Scrittore, pittore, giornalista e incisore Mino Maccari fu uno spirito ribelle e anarchico che non è facile inserire in un’ideologia ben definita. Fu senza dubbio fascista e rappresentò una sorta di fascismo che s'ispirava all'origine rivoluzionaria del movimento, al momento precedente di quella deriva reazionaria che condusse al regime. Mino Maccari credette nel fascismo. Fu volontario in guerra e partecipò nel 1922 alla marcia su Roma. Laureato in giurisprudenza Iniziò a collaborare nel 1924 al “Selvaggio”, rivista fondata a Colle Val d'Elsa da Angelo Bencini, per assumerne due anni dopo la direzione.
La rivista ebbe posizioni critiche nei confronti del regime. Il fascismo “critico” di Maccari era tradizionalista, popolare, cattolico, antiborghese, antiamericano, antidealista e antimodernista. Un fascismo che ripudiava le mode dei pennacchi e degli orbaci, e che guardava al lavoro manuale, artigiano e artistico. Un fascismo che si opponeva a industrialismo e urbanizzazione. Per Maccari il fascismo fu, ben presto, una sorta di “rivoluzione tradita” Lo squadrismo avrebbe dovuto annientare lo stato borghese.
Quando si accorse che il terreno era impraticabile scrisse l'articolo di fondo “Addio al passato”, in cui indicava le linee editoriali della rivista che non doveva più essere portavoce di un fascismo agonistico, ma dedicarsi all’arte e alla satira. “Gli episodi politici o pseudopolitici, i loro sviluppi e le loro vicende, non ci interessano più: non c’è che l' arte. L' arte è l' espressione suprema dell' intelligenza”.
Sulle pagine del quindicinale, Maccari distribuì il suo estro in prose, poesiole, motti, facezie, epigrammi, firmando col suo nome e con gli pseudonimi di Fottivento, Tritamacigni, Orco Bisorco, illustrandoli con incisioni di grande qualità, che la critica ha avvicinato a Grosz e a Daumier.
La rivista ebbe tra i suoi collaboratori Ardengo Soffici, Ottone Rosai, Achille Lega.
Il “Selvaggio” pur dichiarando di non volersi più occupare di politica, rimase una voce critica del costume fascista e della società borghese che l'aveva prodotta.
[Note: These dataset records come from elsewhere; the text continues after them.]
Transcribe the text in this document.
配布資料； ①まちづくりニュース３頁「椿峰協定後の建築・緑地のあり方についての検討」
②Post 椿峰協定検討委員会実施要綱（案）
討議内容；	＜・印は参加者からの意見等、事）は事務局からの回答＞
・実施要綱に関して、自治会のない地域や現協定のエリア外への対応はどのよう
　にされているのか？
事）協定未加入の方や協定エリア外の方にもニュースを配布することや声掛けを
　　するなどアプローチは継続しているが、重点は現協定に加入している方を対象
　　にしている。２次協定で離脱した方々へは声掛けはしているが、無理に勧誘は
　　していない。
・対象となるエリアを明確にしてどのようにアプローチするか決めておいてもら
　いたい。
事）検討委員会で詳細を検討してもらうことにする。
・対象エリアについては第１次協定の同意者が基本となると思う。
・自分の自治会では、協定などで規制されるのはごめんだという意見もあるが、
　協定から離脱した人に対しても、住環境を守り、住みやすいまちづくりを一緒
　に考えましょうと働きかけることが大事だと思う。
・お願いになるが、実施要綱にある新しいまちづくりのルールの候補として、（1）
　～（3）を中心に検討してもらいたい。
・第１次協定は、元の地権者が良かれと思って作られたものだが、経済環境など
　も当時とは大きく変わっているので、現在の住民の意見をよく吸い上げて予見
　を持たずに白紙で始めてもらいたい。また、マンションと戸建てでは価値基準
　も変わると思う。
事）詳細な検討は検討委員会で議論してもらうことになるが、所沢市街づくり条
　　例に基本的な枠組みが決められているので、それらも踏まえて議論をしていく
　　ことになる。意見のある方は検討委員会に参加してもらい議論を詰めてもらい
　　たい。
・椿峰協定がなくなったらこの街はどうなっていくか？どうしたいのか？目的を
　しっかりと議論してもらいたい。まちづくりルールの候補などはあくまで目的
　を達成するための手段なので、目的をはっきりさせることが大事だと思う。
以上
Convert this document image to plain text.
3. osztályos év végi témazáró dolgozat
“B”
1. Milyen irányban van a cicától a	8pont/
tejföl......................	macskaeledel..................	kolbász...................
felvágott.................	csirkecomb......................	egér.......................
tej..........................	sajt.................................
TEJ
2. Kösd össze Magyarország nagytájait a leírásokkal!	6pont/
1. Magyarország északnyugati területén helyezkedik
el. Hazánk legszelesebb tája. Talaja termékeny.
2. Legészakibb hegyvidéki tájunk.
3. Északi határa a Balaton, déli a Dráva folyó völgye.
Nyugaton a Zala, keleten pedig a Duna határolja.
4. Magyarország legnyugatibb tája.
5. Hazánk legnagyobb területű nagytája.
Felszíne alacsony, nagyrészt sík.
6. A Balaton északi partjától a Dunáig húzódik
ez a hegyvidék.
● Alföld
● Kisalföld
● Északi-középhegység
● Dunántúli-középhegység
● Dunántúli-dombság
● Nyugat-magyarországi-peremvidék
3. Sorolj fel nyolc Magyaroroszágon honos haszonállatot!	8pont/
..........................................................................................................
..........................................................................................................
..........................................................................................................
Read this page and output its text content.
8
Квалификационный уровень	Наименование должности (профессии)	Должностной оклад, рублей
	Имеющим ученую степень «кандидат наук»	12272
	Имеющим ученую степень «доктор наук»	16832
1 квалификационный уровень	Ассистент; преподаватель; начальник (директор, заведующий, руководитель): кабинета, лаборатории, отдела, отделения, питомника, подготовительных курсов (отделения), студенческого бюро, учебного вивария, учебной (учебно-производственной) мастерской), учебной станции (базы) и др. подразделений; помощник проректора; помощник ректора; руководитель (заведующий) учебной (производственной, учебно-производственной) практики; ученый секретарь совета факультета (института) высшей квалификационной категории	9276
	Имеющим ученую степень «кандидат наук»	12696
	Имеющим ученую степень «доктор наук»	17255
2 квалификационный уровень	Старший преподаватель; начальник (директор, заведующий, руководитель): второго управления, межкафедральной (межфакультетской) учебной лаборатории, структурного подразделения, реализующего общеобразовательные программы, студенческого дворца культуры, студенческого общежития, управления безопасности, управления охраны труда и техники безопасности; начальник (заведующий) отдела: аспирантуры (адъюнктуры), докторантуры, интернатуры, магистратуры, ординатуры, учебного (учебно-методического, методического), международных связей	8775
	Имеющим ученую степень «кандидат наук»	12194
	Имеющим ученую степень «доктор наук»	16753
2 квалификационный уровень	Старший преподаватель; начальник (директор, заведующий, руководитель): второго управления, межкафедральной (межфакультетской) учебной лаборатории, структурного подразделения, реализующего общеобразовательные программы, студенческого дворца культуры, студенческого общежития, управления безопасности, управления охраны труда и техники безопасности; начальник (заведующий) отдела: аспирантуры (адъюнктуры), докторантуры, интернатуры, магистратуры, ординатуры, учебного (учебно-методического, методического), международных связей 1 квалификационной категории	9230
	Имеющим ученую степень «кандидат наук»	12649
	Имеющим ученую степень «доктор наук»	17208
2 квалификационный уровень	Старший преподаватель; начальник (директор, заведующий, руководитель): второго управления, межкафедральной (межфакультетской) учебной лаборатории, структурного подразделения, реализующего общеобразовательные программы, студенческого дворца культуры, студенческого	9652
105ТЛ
Maccari e i suoi sodali de “Il Selvaggio si caratterizzarono per una lunga polemica con la cultura ufficiale. Negli anni tra il 1933 e il 1938 “il Selvaggio” denunziò i pericoli del militarismo e la minaccia del nazismo e si oppose coraggiosamente alle dottrine del razzismo, sottoscritte e appoggiate da numerosi intellettuali. Negli anni del consenso il Selvaggio fu una voce fuori dal coro. La rivista condusse con vigore le sue battaglie per difendere, tra tolleranza e censura, l’autonomia dell'arte e della critica.
Il Selvaggio fu una palestra importante per alcuni dei giovani più promettenti della generazione che maturò tra il 1930 e il 1940.Ebbero spazio sui fogli de Il Selvaggio artisti come Giorgio Morandi, Renato Guttuso, Quinto Martini, Orfeo Tamburi e narratori come Arrigo Benedetti, Mario Tobino, Romano Bilenchi, Elsa Morante.
“Maccari sempre selvaggio” presenta opere significative a testimonianza della qualità dell'artista, del suo tratto veloce, della sua narrazione espressionista, ironica e dissacrante. La mostra è una buona occasione per riflettere sulla storia artistica toscana del Novecento. In questa linea di ricerca si sta muovendo con grande serietà l'Associazione Spazio Dinamico Arte che intende, anche in futuro, proporre momenti espositivi abbinandoli a dibattiti e interventi storico critici.